Regardless of the price, the Lenovo IdeaPad Slim 5i 15 is a well-built laptop for work and basic entertainment purposes. The 11th Gen Core i5 processor is more than enough to handle regular computing tasks without bothering. The display is good enough and so is the battery life. The sleek design with the matte paint job for the deck could appeal to style-conscious buyers. Those looking for a comfortable working experience should look for investing in a ThinkPad machine as the keyboard experience isn’t great. Additionally, content creators should look for alternative options with dedicated graphics and better display.

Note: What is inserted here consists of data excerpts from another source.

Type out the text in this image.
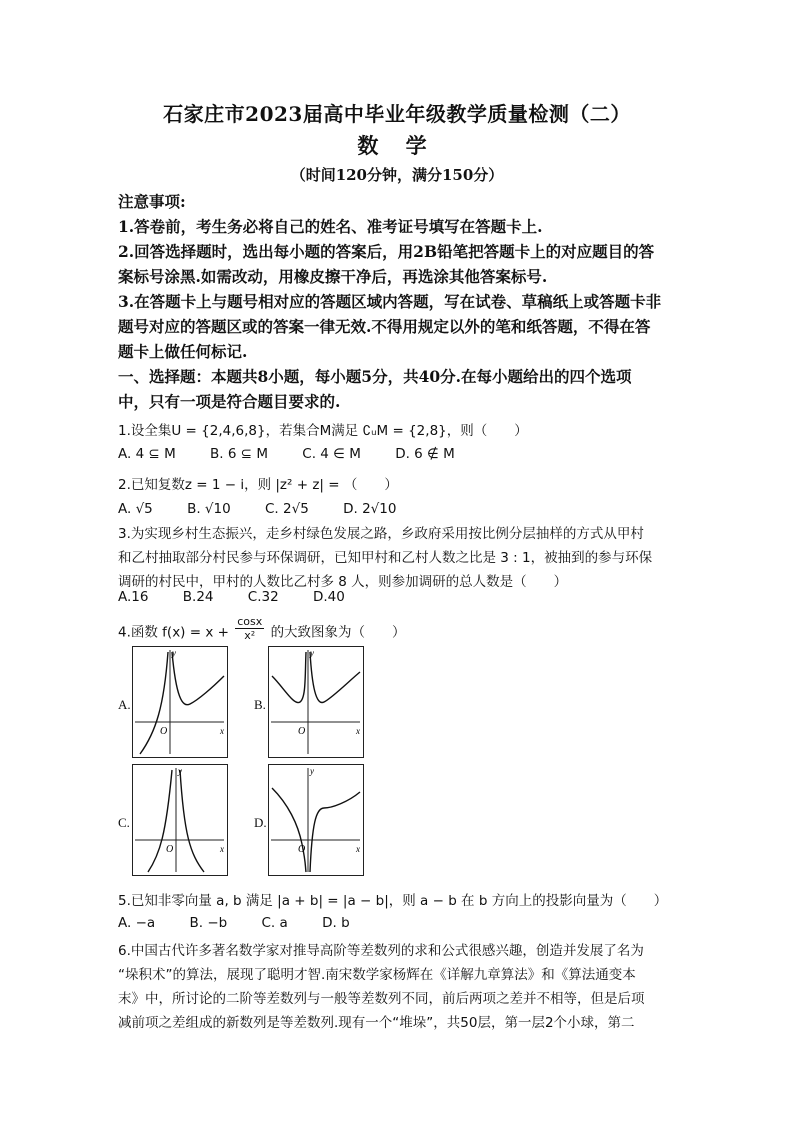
石家庄市2023届高中毕业年级教学质量检测（二）
数 学
（时间120分钟，满分150分）
注意事项:
1.答卷前，考生务必将自己的姓名、准考证号填写在答题卡上.
2.回答选择题时，选出每小题的答案后，用2B铅笔把答题卡上的对应题目的答
案标号涂黑.如需改动，用橡皮擦干净后，再选涂其他答案标号.
3.在答题卡上与题号相对应的答题区域内答题，写在试卷、草稿纸上或答题卡非
题号对应的答题区或的答案一律无效.不得用规定以外的笔和纸答题，不得在答
题卡上做任何标记.
一、选择题：本题共8小题，每小题5分，共40分.在每小题给出的四个选项
中，只有一项是符合题目要求的.
1.设全集U = {2,4,6,8}，若集合M满足 ∁ᵤM = {2,8}，则（　　）
A. 4 ⊆ M	B. 6 ⊆ M	C. 4 ∈ M	D. 6 ∉ M
2.已知复数z = 1 − i，则 |z² + z| = （　　）
A. √5	B. √10	C. 2√5	D. 2√10
3.为实现乡村生态振兴，走乡村绿色发展之路，乡政府采用按比例分层抽样的方式从甲村
和乙村抽取部分村民参与环保调研，已知甲村和乙村人数之比是 3 : 1，被抽到的参与环保
调研的村民中，甲村的人数比乙村多 8 人，则参加调研的总人数是（　　）
A.16	B.24	C.32	D.40
4.函数 $f(x) = x + \frac{\cos x}{\text{x²}}$ 的大致图象为（　　）
A.	B.
C.	D.
y
x
O
y
x
O
y
x
O
y
x
O
5.已知非零向量 a, b 满足 |a + b| = |a − b|，则 a − b 在 b 方向上的投影向量为（　　）
A. −a	B. −b	C. a	D. b
6.中国古代许多著名数学家对推导高阶等差数列的求和公式很感兴趣，创造并发展了名为
“垛积术”的算法，展现了聪明才智.南宋数学家杨辉在《详解九章算法》和《算法通变本
末》中，所讨论的二阶等差数列与一般等差数列不同，前后两项之差并不相等，但是后项
减前项之差组成的新数列是等差数列.现有一个“堆垛”，共50层，第一层2个小球，第二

However, given the starting price of Rs 63,990, the IdeaPad Slim 5i 15 earns our recommendation as one of the top choices for students as well as casual users with a budget of under Rs 70,000. Those planning to get a solid work-from-home laptop this year could also consider this option, provided your work involves dealing with documents, excel sheets, files, and web browsing.